Studies using positron emission tomography scanning of adult humans have shown that BAT is still present in most adults in the upper chest and neck (especially paravertebrally). The remaining deposits become more visible (increasing tracer uptake, that is, more metabolically active) with cold exposure, and less visible if an adrenergic beta blocker is given before the scan. These discoveries could lead to new methods of weight loss, since brown fat takes calories from normal fat and burns it. Scientists have been able to stimulate brown fat growth in mice. One study of APOE knock out mice showed cold exposure could promote atherosclerotic plaque growth and instability when study mice were subjected to sustained low temperatures of 4 °C for 8 weeks, which may cause a stress condition that shows rapid forced change rather than a safe acclimatisation that can be used to understand the potential in adult humans during modest reductions of ambient temperature by just 5 to 10 °C. Furthermore, several newer studies have documented the substantial benefits of cold exposure in multiple species including humans, for example researchers concluded that "activation of BAT is a powerful therapeutic avenue to ameliorate hyperlipidaemia and protect from atherosclerosis" and that brown fat activation reduces plasma triglyceride and cholesterol levels and attenuates diet-induced atherosclerosis development.
Long term studies of adult humans are needed to establish a balance of benefit and risk, in combination with historical research of living conditions of recent human generations prior to the current increase of poor health related to excessive accumulation of white fat. Pharmacological approaches using β3-adrenoceptor agonists have been shown to enhance glucose metabolic activity of brown adipose tissue in rodents.
Additionally research has shown:
Other animals
The interscapular brown adipose tissue is commonly and inappropriately referred to as the hibernating gland. Whilst believed by many to be a type of gland, it is actually a collection of adipose tissues lying between the scapulae of rodentine mammals. Composed of brown adipose tissue and divided into two lobes, it resembles a primitive gland, regulating the output of a variety of hormones. The function of the tissue appears to be involved in the storage of medium to small lipid chains for consumption during hibernation. The smaller lipid structure allowing for a more rapid path of energy production than glycolysis.

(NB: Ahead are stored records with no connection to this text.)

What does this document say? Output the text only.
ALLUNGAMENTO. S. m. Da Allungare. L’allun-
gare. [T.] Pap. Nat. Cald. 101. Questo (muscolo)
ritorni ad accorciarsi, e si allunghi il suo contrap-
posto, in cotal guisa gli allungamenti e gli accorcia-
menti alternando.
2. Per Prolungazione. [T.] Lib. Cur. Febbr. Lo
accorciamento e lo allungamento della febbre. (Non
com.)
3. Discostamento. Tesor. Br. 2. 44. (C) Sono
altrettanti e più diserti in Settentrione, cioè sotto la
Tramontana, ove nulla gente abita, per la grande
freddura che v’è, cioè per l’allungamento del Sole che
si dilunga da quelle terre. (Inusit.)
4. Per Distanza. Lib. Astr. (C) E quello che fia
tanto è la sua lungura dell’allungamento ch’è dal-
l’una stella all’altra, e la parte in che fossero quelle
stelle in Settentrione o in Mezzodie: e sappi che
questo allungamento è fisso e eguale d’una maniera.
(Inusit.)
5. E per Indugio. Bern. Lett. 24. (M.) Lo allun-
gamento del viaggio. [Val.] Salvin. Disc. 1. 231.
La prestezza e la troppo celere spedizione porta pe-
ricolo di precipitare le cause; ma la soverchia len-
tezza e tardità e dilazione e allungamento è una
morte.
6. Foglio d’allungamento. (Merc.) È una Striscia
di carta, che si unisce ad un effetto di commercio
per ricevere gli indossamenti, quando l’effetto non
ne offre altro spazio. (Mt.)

In studies where the interscapular brown adipose tissue of rats were lesioned, it was demonstrated that the rats had difficulty regulating their normal body-weight.
The longest-lived small mammals: grey squirrels (24 yrs), bats (30 yrs), and naked mole rats (32 yrs), all have remarkably high levels of BAT and BAT activity. Furthermore, in animal species that span a wide range of latitudes, the within-species longevity is correlated with how far north (or south, in the southern hemisphere) an individual lives suggesting that cooler environments lead to increased BAT activation and increased lifespan across a wide range of species.